Dans ses fonctions de conseil au Gouvernement, il contrôle avec la même vigilance le respect de ce principe. A titre d’exemple[7], le Conseil d’État (section des finances) a écarté des dispositions réglementaires renvoyant l’essentiel des pouvoirs de décision d’un tel établissement au ministre de tutelle (10 avril 2007, n° 308156, décret relatif au Fonds de prévoyance militaire et de l’aéronautique, EDCE 2008 p. 104). Il a également affirmé que le pouvoir de tutelle est exclusif de tout pouvoir hiérarchique à l’égard des dirigeants d’un établissement public (section des finances, 28 novembre 2006, n° 373553, décret relatif aux personnels des bibliothèques de l’enseignement supérieur ; section de l’intérieur, note, 23 novembre 1994, n° 356893, décret sur la délégation de signature des ministres, EDCE 1995 p. 213).

S’agissant des établissements publics à caractère scientifique, culturel et professionnel, l’autorité de tutelle n’intervient directement qu’en cas de crise de leur gouvernance. Ainsi, en cas de « difficulté grave dans le fonctionnement des organes statutaires » ou de défaut d’exercice de leurs responsabilités, l’article L. 719-8 du code de l’éducation permet au le ministre chargé de l’enseignement supérieur de prendre les dispositions imposées par les circonstances, tandis que le recteur de région académique, chancelier des universités, est chargé de prendre, à titre provisoire, les mesures conservatoires nécessaires.
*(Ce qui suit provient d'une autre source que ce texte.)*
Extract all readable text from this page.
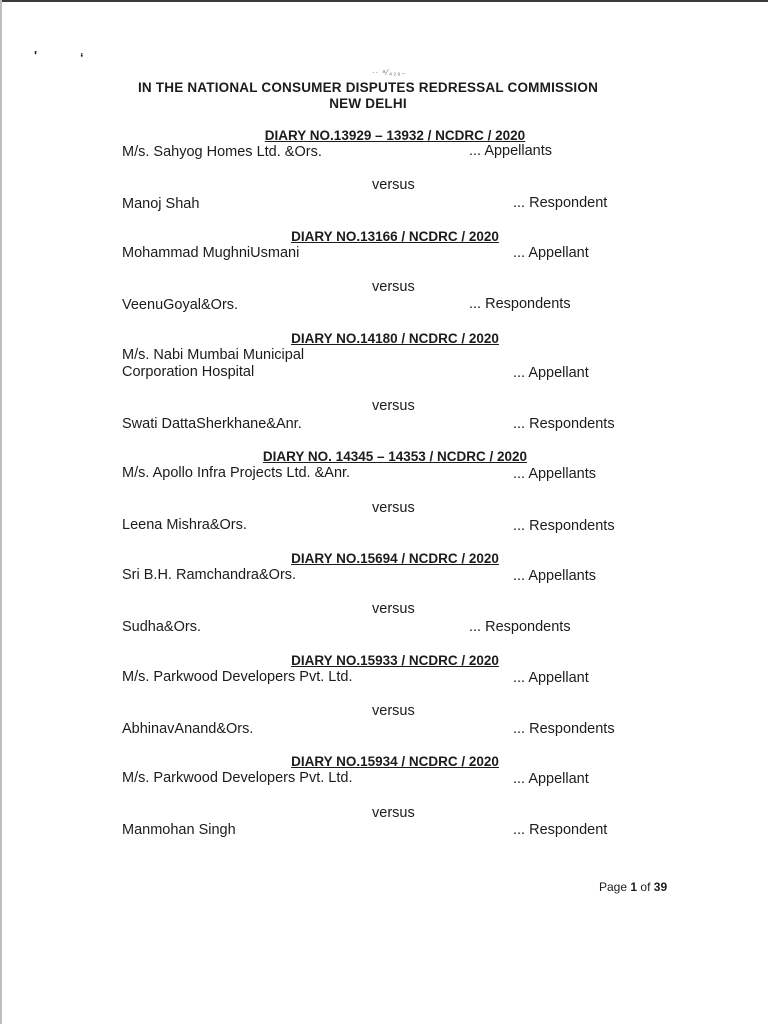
'	‘
·· ᵃ⁄₄₂₉₋
IN THE NATIONAL CONSUMER DISPUTES REDRESSAL COMMISSION
NEW DELHI
DIARY NO.13929 – 13932 / NCDRC / 2020
M/s. Sahyog Homes Ltd. &Ors.	... Appellants
versus
Manoj Shah	... Respondent
DIARY NO.13166 / NCDRC / 2020
Mohammad MughniUsmani	... Appellant
versus
VeenuGoyal&Ors.	... Respondents
DIARY NO.14180 / NCDRC / 2020
M/s. Nabi Mumbai Municipal
Corporation Hospital	... Appellant
versus
Swati DattaSherkhane&Anr.	... Respondents
DIARY NO. 14345 – 14353 / NCDRC / 2020
M/s. Apollo Infra Projects Ltd. &Anr.	... Appellants
versus
Leena Mishra&Ors.	... Respondents
DIARY NO.15694 / NCDRC / 2020
Sri B.H. Ramchandra&Ors.	... Appellants
versus
Sudha&Ors.	... Respondents
DIARY NO.15933 / NCDRC / 2020
M/s. Parkwood Developers Pvt. Ltd.	... Appellant
versus
AbhinavAnand&Ors.	... Respondents
DIARY NO.15934 / NCDRC / 2020
M/s. Parkwood Developers Pvt. Ltd.	... Appellant
versus
Manmohan Singh	... Respondent
Page 1 of 39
Le juge de l’excès de pouvoir contrôle le caractère nécessaire des mesures prises par l’autorité de tutelle (CE, Section, 9 avril 1976, Syndicat général de l’Éducation Nationale, n° 98423, au Recueil ; CE, 4/1 CHR, 1er juin 2022, M. B. et Mme A, n° 440370, aux Tables). 

 

Références

[1] Initialement du 9 mars 1852, remplacé par un décret du 30 janvier 1854, lui-même remplacé par le décret du 15 mai 1874.

[2] En dernier lieu par le décret n° 70-30 du 8 janvier 1970 concernant la composition et le fonctionnement du Bureau des longitudes.

[3] L’Observatoire de Paris est classé « grand établissement » depuis le décret de n° 84-723 du 17 juillet 1984 fixant la classification d’EPSCP (article 3) (cette catégorie d’établissement est apparue avec la loi n° 84-52 du 26 janvier 1984 relative à l’enseignement supérieur, dont la substance figure désormais au code de l’éducation).

[4] Arrêté du 21 décembre 2018 attribuant les responsabilités et compétences élargies en matière budgétaire et de gestion des ressources humaines prévues aux articles L. 712-9, L. 712-10 et L. 954-1 à L. 954-3 du code de l'éducation à l'Observatoire de Paris.

[5] Articles L.  711-1, L.  711-4, L.  711-5, L.  711-7, L.  711-8, L. 714-2, L. 719-1, L. 719-2 à L. 719-5, L. 719-7 à L. 719-9.

[6] 4° de l’article L. 712-2, articles L. 712-6-2, L. 811-5, L. 811-6, L. 952-7 à L. 952-9.

[7] Les avis mentionnés à titre d’exemple sont cités dans le Rapport d’étude sur les établissements publics publié par le Conseil d’Etat en 2009, accessible en ligne.